A large and evocative late eighteenth century earthenware plaque of arched form depicting Adam and Eve beneath the Tree of Knowledge, shown at the moment of temptation, with Eve holding the apple and Adam reaching toward the trunk, the serpent emerging from within the split tree, the scene rendered in a restrained palette of manganese brown, copper green and soft ochre to a pale ground, the figures outlined with a confident but naïve hand and surviving from Georgian period England.

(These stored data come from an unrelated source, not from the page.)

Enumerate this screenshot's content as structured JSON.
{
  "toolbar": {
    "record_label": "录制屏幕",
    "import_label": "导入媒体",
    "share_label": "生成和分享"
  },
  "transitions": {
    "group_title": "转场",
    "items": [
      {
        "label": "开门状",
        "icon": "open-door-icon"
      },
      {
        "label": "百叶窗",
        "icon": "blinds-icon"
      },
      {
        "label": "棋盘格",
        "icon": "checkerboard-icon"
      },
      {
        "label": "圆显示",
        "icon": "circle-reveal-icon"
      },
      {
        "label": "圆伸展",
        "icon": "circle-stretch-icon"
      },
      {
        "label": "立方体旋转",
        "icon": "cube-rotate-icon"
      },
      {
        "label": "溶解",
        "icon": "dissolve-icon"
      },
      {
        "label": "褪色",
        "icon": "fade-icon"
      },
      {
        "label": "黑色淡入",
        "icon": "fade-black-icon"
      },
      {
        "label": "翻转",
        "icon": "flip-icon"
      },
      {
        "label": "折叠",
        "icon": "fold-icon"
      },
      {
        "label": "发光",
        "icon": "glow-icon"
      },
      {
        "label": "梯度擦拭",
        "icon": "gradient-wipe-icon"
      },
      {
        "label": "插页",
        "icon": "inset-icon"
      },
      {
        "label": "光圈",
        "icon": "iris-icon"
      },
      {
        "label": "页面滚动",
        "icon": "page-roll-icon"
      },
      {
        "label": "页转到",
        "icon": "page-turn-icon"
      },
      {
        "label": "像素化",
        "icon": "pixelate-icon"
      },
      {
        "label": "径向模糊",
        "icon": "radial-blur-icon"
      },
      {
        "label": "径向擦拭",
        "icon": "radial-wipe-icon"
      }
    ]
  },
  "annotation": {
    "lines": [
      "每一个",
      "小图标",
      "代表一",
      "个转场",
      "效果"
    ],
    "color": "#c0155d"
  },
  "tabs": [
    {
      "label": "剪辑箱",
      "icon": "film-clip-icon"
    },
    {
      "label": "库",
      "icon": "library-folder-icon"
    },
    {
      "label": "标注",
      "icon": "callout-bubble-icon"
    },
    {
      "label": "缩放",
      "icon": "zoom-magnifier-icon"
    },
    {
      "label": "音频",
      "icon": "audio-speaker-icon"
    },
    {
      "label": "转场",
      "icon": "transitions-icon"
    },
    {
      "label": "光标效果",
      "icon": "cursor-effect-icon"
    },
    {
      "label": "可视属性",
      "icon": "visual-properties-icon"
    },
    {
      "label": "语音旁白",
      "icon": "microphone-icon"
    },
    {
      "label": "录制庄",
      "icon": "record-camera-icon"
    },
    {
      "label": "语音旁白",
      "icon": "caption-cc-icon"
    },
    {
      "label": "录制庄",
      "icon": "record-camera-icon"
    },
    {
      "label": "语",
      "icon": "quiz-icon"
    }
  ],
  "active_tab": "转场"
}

The plaque is of substantial thickness and weight, with hand-finished with slightly irregular edges and a fully glazed reverse. The reverse surface shows characteristic firing imperfections, kiln spur marks, glaze pooling and minor pin-holing consistent with 18th-century production, together with scattered old edge losses and abrasions commensurate with age. There are no later mounts or interventions evident other than two holes drilled for wall mounting, and the overall condition is honest and unforced, with wear that reinforces rather than detracts from its age and character. There are small factory cracks to the rim and a small factory hole to the tree trunk.
Stylistically and technically the plaque aligns closely with late 18th-century Northern European vernacular wares, most plausibly English or Low Countries in origin. The modelling of the figures, the naïve but assured draughtsmanship, the stylised landscape and foliage, and the symbolic handling of the serpent all point away from Victorian revival work and toward an earlier tradition rooted in provincial tin- or lead-glazed earthenware. The composition itself draws on earlier biblical engravings, filtered through a local workshop hand rather than an academic or factory tradition. Large-scale figural plaques of this subject and period are increasingly scarce, particularly those surviving intact and without later over-painting or restoration. Adam and Eve scenes were favoured for their moral symbolism and domestic resonance, often intended for hanging in private interiors rather than ecclesiastical settings. The arched form, generous scale, and quietly theatrical composition give the plaque a strong pictorial presence, somewhere between devotional object and domestic moralising image.
With its strong folk-art sensibility, narrative power, and unmistakable sense of age, this is a compelling and atmospheric object of human salvation, firmly within the late eighteenth century vernacular tradition and highly suited to a country house or collection focused on early religious or symbolic imagery.